Ganz offensichtlich findet in Marburg ein Hauen und ein Stechen statt. Die Minderneinnahmen bei der Gewerbesteuer werden mit 20 Millionen Euro nach oben gezogen, der Haushaltsüberschuss aus 2015 mit 10 Millionen Euro wird in der Öffentlichkeit totgeschwiegen. Damit soll Druck gemacht werden in der Suche nach Mehrheit(en), und seien es wechselnde. In dieser Richtung hat sich Oberbürgermeister Dr. Thomas Spies geäußert. Ob das klug ist, muss sich erweisen.
Es bleiben die eigentlichen Wahlgewinner. Das ist die Marburger Linke, die von 4 auf 8 Stadtverordnete hochgewählt wurde. Na klar, hätte Rot-Rot-Grün eine deutliche Mehrheit. Dabei käme es auf die Inhalte an. OB Spies kennt aus Wiesbaden Rot-Rot-Grün und dürfte in Marburg kein Gegner einer solchen Mehrheit sein. Und na klar, wäre eine linke Mehrheit in Marburg kein Fremdkörper sondern Ausdruck von Verhältnissen in der Stadt, wie sie sich an vielen Stellen und in der politischen Kultur überhaupt dominant antreffen lässt. Bleibt die Frage, wie die Marburger LINKE tickt und was man dort will.

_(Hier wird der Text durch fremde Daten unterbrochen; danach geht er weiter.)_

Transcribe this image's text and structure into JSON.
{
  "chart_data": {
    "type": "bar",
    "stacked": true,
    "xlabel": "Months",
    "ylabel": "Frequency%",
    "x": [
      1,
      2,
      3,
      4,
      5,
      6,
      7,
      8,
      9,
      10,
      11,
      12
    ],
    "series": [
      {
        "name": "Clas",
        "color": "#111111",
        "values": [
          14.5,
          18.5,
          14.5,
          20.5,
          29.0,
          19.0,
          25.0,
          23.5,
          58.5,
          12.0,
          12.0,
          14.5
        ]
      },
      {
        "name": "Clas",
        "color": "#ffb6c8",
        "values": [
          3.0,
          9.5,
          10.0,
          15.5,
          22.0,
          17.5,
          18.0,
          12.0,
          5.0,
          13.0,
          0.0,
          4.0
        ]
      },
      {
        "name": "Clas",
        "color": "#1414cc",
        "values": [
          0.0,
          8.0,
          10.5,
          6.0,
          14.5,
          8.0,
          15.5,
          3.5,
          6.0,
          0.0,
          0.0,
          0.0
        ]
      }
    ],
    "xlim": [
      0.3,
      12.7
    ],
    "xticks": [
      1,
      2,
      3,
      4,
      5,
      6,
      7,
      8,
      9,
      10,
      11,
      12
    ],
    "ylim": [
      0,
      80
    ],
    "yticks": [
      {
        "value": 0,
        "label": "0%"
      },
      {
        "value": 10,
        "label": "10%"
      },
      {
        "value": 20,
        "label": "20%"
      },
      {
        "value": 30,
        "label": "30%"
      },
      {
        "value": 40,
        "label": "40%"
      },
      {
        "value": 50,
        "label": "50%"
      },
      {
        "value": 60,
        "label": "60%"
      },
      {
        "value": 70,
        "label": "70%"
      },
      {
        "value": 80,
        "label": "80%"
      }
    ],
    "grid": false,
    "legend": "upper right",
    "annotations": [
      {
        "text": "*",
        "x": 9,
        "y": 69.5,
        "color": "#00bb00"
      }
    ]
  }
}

Damit hat das Wahlergebnis vom 6. März bis zum heutigen 1. April für allerhand Merkwürdigkeiten gesorgt. Es bleibt spannend und sollte endlich zur Sache und zu politischen Inhalten gehen. Denn mit dreisten Sprüchen wird es nicht gelingen.
Stattdessen sollte Nobert Schüren seine Energien in den Nachwuchsaufbau seiner Partei stecken und dafür sorgen, dass die Stadtwerke in der ab heute geltenden Umweltzone Marburg nicht für 24 Busse Ausnahmegenehmigungen brauchen und damit als Luftverschmutzer Nummer 1 bezeichnet werden müssen.